Key tools and patterns include:

  • StatefulSets for managing stateful Pods with stable network identities and storage.

  • CSI (Container Storage Interface) drivers for reliable persistent storage.

  • Operators for automating the lifecycle of complex stateful applications like PostgreSQL, Kafka, or Redis.

Running data services in Kubernetes isn’t trivial — but it’s now mainstream, and knowing how to do it safely is part of being production-ready.

Observability is a must-have, not a nice-to-have#

Modern Kubernetes environments are too complex to run without strong observability. That means metrics, logs, and traces — and ideally, all three correlated together.

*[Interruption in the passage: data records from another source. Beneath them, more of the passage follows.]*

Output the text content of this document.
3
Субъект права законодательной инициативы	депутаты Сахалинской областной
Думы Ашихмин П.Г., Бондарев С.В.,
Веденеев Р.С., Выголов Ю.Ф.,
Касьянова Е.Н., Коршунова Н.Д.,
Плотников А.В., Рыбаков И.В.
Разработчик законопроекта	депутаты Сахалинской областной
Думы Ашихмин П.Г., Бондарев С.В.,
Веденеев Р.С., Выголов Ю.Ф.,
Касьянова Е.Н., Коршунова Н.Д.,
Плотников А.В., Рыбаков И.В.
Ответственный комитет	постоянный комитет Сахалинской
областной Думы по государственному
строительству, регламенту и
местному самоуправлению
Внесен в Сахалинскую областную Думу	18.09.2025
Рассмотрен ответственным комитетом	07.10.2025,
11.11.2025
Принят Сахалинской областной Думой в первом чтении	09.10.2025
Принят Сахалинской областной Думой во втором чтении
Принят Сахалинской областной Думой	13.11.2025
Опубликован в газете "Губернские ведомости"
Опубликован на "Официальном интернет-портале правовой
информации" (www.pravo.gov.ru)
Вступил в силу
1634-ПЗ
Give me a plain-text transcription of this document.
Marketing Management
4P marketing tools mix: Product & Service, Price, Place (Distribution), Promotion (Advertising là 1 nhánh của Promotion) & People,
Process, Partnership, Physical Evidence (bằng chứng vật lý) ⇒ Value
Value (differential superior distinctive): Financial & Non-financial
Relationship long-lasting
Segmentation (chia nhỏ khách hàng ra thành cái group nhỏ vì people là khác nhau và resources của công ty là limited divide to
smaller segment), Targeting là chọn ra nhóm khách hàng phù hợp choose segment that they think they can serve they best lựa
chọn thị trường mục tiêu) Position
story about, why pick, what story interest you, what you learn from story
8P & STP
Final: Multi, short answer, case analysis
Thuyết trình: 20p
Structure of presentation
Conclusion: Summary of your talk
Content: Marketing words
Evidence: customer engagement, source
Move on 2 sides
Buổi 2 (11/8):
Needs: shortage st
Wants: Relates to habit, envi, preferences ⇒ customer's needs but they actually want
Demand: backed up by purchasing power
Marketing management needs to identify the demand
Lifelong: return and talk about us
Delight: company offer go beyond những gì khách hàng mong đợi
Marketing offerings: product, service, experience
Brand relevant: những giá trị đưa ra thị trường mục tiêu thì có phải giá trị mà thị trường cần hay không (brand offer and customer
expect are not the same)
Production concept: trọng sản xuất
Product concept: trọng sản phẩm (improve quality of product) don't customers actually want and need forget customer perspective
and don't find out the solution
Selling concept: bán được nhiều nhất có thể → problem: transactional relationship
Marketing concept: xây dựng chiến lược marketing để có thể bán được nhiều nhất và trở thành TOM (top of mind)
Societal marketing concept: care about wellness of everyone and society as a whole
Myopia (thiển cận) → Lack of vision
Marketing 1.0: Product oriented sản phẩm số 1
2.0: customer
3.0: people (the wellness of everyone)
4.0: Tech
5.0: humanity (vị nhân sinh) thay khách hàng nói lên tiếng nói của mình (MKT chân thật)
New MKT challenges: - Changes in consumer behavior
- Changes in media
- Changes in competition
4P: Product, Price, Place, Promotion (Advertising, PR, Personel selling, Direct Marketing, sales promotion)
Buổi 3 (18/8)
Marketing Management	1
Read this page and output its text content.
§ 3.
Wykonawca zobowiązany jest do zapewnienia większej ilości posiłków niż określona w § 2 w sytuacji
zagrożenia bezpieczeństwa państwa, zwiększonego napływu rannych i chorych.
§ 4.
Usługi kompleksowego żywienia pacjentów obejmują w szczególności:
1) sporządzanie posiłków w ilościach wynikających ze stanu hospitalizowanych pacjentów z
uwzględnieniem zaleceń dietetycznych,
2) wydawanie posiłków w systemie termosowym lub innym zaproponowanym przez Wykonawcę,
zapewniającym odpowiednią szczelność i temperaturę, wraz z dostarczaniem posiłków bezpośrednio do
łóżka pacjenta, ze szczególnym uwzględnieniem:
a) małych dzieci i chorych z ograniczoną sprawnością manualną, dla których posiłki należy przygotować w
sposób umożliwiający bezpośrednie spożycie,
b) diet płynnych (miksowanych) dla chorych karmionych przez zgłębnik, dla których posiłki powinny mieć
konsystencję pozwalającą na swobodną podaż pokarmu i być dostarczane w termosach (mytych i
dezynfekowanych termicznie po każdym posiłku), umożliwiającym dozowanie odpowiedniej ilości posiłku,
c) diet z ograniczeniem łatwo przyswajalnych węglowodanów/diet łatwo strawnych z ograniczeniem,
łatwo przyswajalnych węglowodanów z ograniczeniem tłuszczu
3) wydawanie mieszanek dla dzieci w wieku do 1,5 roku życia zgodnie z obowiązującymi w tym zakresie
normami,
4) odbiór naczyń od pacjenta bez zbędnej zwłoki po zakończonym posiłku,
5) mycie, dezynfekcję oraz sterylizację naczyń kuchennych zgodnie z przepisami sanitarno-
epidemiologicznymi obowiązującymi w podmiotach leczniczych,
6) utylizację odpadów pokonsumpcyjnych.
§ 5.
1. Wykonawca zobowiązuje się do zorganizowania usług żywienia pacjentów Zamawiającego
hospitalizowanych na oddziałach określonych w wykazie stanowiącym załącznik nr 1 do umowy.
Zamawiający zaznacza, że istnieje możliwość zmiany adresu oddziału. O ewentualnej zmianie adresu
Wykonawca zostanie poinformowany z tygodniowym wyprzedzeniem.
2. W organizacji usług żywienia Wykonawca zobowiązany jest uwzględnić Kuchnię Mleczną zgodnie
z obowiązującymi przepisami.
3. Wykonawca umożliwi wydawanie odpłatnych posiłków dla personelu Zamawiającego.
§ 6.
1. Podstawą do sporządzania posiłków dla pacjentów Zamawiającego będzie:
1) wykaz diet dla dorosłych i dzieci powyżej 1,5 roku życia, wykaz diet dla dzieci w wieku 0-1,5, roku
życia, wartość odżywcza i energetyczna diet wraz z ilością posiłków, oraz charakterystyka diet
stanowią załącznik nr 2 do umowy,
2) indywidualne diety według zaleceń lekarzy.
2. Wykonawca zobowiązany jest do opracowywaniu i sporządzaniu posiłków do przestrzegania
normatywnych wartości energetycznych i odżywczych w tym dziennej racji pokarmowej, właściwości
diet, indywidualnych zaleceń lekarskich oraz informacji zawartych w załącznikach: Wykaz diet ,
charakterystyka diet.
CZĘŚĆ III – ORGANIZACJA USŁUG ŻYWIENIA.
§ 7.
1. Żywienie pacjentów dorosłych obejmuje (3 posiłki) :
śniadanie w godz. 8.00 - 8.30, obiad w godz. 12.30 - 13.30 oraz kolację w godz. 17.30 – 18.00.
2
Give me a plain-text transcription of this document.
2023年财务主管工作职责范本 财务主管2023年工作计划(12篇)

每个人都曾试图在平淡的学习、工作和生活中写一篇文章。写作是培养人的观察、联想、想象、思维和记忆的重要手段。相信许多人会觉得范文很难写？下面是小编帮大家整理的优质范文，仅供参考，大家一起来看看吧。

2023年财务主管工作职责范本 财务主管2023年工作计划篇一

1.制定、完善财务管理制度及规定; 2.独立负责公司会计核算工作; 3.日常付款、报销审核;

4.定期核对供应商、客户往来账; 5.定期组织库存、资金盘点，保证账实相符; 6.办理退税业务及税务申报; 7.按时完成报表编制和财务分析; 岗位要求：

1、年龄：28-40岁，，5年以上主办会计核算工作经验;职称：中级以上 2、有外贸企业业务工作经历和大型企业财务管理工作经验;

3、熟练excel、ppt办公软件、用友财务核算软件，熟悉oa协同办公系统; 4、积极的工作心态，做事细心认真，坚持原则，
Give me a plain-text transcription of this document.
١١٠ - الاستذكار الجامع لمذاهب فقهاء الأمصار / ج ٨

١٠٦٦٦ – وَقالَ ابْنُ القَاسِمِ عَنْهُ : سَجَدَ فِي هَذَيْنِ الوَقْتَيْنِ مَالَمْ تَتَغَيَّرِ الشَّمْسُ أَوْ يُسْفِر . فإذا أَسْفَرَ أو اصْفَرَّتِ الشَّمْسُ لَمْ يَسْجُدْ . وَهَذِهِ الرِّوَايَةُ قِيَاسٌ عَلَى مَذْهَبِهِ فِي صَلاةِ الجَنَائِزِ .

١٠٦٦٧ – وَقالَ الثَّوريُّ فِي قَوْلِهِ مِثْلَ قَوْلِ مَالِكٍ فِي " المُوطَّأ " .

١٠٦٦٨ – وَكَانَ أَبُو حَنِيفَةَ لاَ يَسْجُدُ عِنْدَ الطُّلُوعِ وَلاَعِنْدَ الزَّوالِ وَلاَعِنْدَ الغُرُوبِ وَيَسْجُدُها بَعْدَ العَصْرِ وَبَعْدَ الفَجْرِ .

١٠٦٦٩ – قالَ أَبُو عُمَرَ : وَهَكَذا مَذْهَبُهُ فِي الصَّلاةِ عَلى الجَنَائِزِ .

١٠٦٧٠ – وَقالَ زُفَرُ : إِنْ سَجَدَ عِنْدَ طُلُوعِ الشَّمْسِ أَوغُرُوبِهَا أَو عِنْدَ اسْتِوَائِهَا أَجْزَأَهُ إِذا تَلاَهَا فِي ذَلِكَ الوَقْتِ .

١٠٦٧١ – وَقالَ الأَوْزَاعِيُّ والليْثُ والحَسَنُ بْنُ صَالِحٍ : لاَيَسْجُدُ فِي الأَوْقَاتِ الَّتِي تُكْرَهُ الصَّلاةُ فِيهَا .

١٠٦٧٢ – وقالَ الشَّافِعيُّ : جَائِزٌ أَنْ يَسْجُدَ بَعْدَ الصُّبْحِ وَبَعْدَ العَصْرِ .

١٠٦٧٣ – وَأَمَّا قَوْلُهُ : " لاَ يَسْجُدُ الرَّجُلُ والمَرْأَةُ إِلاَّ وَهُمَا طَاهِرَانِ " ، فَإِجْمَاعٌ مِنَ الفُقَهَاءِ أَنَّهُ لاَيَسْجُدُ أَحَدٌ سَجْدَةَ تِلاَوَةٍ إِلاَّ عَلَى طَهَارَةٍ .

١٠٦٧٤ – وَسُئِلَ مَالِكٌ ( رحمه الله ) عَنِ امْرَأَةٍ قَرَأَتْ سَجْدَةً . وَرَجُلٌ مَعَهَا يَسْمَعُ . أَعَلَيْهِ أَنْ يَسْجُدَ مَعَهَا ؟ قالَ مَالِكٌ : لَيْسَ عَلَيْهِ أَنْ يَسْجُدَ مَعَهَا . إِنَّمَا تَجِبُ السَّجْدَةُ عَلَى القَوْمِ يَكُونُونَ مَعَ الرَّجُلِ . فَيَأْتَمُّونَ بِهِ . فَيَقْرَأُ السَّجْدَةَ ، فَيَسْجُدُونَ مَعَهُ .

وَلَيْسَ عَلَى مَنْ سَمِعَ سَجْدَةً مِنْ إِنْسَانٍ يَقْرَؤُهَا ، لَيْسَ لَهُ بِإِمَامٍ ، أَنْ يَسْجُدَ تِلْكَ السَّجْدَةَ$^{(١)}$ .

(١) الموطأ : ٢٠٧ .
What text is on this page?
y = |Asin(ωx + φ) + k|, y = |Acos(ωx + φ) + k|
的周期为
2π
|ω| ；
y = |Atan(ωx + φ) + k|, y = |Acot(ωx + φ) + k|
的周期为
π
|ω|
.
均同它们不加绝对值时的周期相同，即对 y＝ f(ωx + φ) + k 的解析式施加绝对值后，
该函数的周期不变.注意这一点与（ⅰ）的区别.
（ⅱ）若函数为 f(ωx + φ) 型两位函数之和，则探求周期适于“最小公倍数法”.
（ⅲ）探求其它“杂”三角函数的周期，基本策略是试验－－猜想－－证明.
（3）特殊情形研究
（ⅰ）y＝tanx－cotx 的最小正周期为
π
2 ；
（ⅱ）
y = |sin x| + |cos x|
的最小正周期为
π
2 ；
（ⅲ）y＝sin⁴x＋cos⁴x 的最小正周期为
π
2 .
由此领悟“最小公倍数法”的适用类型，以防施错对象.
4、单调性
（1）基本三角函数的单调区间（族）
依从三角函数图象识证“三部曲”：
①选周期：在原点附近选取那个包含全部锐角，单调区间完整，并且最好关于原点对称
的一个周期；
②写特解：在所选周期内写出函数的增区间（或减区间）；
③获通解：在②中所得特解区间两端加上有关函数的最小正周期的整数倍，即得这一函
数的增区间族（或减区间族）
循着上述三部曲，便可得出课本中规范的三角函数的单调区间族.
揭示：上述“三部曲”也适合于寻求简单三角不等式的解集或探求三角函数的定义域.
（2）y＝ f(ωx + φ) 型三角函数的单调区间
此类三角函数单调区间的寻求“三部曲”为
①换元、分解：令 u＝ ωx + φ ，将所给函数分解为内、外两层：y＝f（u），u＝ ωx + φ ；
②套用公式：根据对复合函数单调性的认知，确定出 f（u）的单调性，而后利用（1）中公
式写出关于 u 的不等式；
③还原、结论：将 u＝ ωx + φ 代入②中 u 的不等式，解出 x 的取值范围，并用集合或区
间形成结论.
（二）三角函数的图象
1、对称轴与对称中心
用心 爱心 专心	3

The current best practice stack looks like this:

  • Prometheus for metrics and alerting.

  • OpenTelemetry for tracing and instrumentation.

  • Grafana or similar tools for visualization and dashboards.

Without these, troubleshooting will be painful, scaling decisions will be blind, and you’ll miss the full value of Kubernetes.

Smarter deployments: Progressive delivery#

Standard rolling updates are fine, but teams running large-scale production systems increasingly rely on progressive delivery techniques to reduce risk. This includes:

  • Canary deployments to test new versions with a small percentage of users first.

  • Blue-green deployments to enable instant rollback.

  • Tools like Argo Rollouts or Flagger to automate and manage these rollout strategies.

Progressive delivery helps you ship faster and more confidently — one of the key promises of cloud-native infrastructure.

When you shouldn’t use Kubernetes#

Simple, lightweight applications#

If your application makes use of a monolithic architecture it may be tough to see the real benefits of containers and a tool used to orchestrate them.

That’s because the very nature of a monolithic architecture is to have every piece of the application intertwined — from IO to the data processing to rendering, whereas containers are used to separate your application into individual components.


Culture doesn’t reflect the changes ahead#

Kubernetes notoriously has a steep learning curve, meaning you’ll be spending a good amount of time educating teams and addressing the challenges of a new solution, etc. If you don’t have a team that’s willing to experiment and take risks then it’s probably not the choice for you.


What to learn next?#

Overall, Kubernetes boasts some pretty great features that can have a positive impact on your developing/DevOps teams and for the business as a whole.

If you’re looking to get started with Kubernetes, you can check out A Practical Guide to Kubernetes, written by Viktor Farcic, a Developer Advocate at CloudBees, a member of the Google Developer Experts.

This course will help you get familiar with all the basics of Kubernetes through hands-on practice. You’ll start with the fundamentals of Kubernetes and what the main components of a cluster look like. You’ll then learn how to use those components to build, test, deploy, upgrade applications, and secure your deployments.


Continue reading about Kubernetes and DevOps#

Frequently Asked Questions

What is the key benefit of Kubernetes?

The key benefit of Kubernetes is its ability to automate the deployment, scaling, and management of containerized applications. Kubernetes provides a platform that abstracts the underlying infrastructure, enabling developers and operators to deploy services without being tied to specific hardware or cloud providers.

Why is Kubernetes better than Docker?

Kubernetes is often considered better than Docker Swarm in terms of orchestration and scaling. Kubernetes offers more extensive and granular control over workloads, a broader range of application support, and a larger and more active community. Its powerful orchestration capabilities allow for efficient scaling, self-healing, load balancing, and rolling updates.